In your case, there are two taxes you have to look at:

  • • Capital gains tax (CGT) for you when you pass on the assets.
  • • Gift tax for your children when they receive them.
  • Capital gains tax

    The most important for you is to look at the CGT. This is a tax of 33% on the gain between when you bought and sold the land or property. Too often I have seen older people hand over the assets that have risen in value over the years, only to realise they have a big CGT bill to pay – but no money to pay it.

    For example, if you bought 10 acres of land at €1,500/acre, 30 years ago, it would be valued at market price now – say €10,000/acre. Taking allowable inflation (indexation) into account, it would leave a CGT bill of €25,000. And that’s just on 10 acres.

    The good news is that you can avoid paying CGT completely when you transfer the farm land by availing of retirement relief.

    To get this you must have farmed it for 10 years before you leased it out. Retirement relief can be availed of up to 25 years after you stopped farming, so there is plenty of time for you.

    Another way to avoid CGT is to wait until you die to transfer. However, your concern about the nursing home bills or Fair Deal Scheme is what drives many to look to hand over some of their assets earlier, rather than later.

    Without going in to too much detail on the Fair Deal scheme in this article, if your yearly income does not meet the bills, they will first take your money in bank accounts and then a percentage of your assets. There is a maximum percentage they can take on the family home, but not on other assets.

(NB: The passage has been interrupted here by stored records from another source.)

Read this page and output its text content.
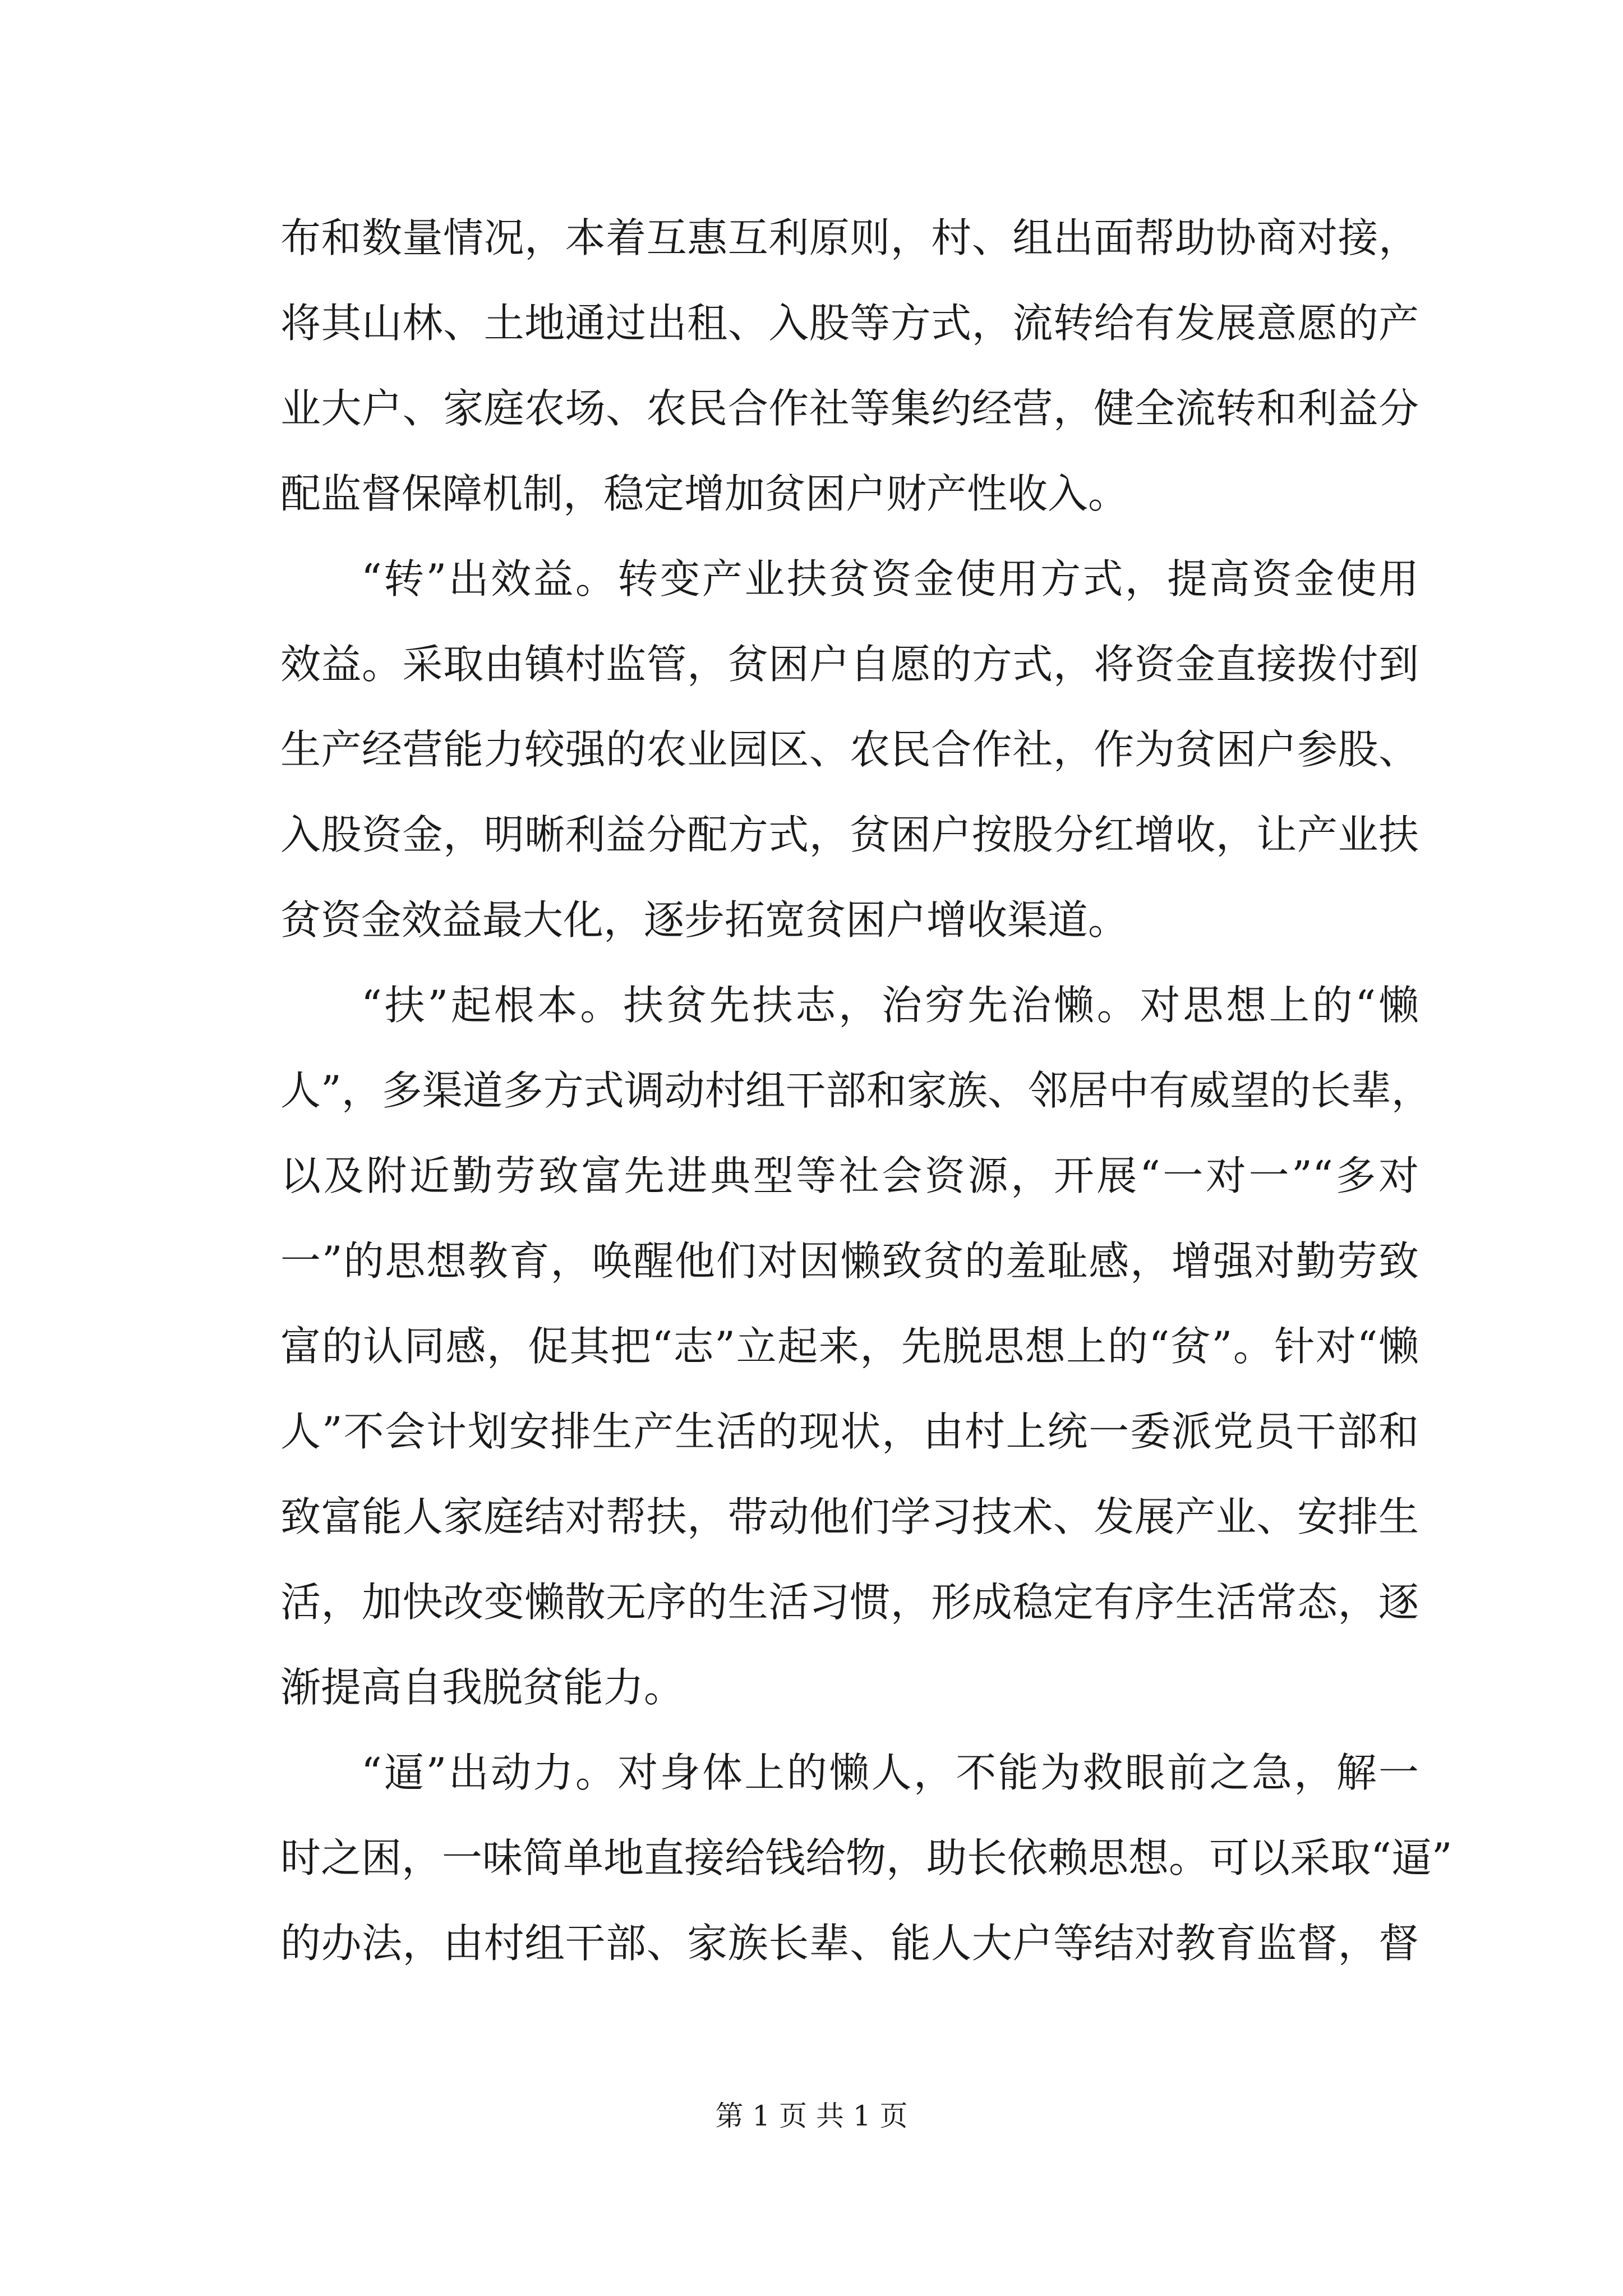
布和数量情况，本着互惠互利原则，村、组出面帮助协商对接，
将其山林、土地通过出租、入股等方式，流转给有发展意愿的产
业大户、家庭农场、农民合作社等集约经营，健全流转和利益分
配监督保障机制，稳定增加贫困户财产性收入。
“转”出效益。转变产业扶贫资金使用方式，提高资金使用
效益。采取由镇村监管，贫困户自愿的方式，将资金直接拨付到
生产经营能力较强的农业园区、农民合作社，作为贫困户参股、
入股资金，明晰利益分配方式，贫困户按股分红增收，让产业扶
贫资金效益最大化，逐步拓宽贫困户增收渠道。
“扶”起根本。扶贫先扶志，治穷先治懒。对思想上的“懒
人”，多渠道多方式调动村组干部和家族、邻居中有威望的长辈，
以及附近勤劳致富先进典型等社会资源，开展“一对一”“多对
一”的思想教育，唤醒他们对因懒致贫的羞耻感，增强对勤劳致
富的认同感，促其把“志”立起来，先脱思想上的“贫”。针对“懒
人”不会计划安排生产生活的现状，由村上统一委派党员干部和
致富能人家庭结对帮扶，带动他们学习技术、发展产业、安排生
活，加快改变懒散无序的生活习惯，形成稳定有序生活常态，逐
渐提高自我脱贫能力。
“逼”出动力。对身体上的懒人，不能为救眼前之急，解一
时之困，一味简单地直接给钱给物，助长依赖思想。可以采取“逼”
的办法，由村组干部、家族长辈、能人大户等结对教育监督，督
第 1 页 共 1 页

    Capital Acquisitions Tax

    On the children’s side, they have to watch for capital acquisitions tax (CAT) or gift tax, which is also 33% for money gifted over the threshold. The threshold for children is €310,000 at present. That is what you can transfer to each child without tax implications.

    With the land, the child who has indicated an interest could qualify for agricultural relief – which reduces the value for calculating by a massive 90%. There are, however, criteria to qualify for this.

    So, in summary, you could more easily transfer money and potentially farm land without any CGT risk.

    This can be done up to the threshold of €310,000 without any gift tax for each child. It’s more difficult to avoid CGT with other property (shares and houses). The only thing to watch out for is that there is a five-year look-back on the Fair Deal Scheme. That is why it is better to transfer assets when you are still well – and hope you don’t need to go into the scheme for five years.

    Small Gifts Add Up

    The one thing that you should be doing is using the €3,000 small-gift exemptions to all your advantages. Each calendar year you can gift anyone €3,000 without affecting their gift tax threshold. This might not seem like much, but you can gift €3,000 to each child, their spouse and even their children without any future implications. And so can your husband.

    For example it means you can transfer €6,000 to your children and €6,000 to their spouses each year. If your child had two children each you can double that to €24,000. This can add up over a few years and allay your fears for the cash.

    If you feel more comfortable, you could ask your children to keep the money in a separate bank account. If they agree, it can then be used to pay your medical bills, if required.

    Your children can actually get tax relief at standard rate on medical expenses and at the high rate when they pay the nursing home fees for you. So there is a real saving on both sides if you do end up sick or in a nursing home. CL

    In Brief

  • • Make sure you have enough to live off.
  • • Watch out for capital gains tax on land and houses.
  • • The Fair Deal Scheme has a five-year look back.
  • • Children have to pay gift tax over a €310,000 threshold.
  • • Use the €3,000 small-gift exemption each year to maximum affect.
  • • There is tax relief available if your children pay your medical expenses or nursing home fees.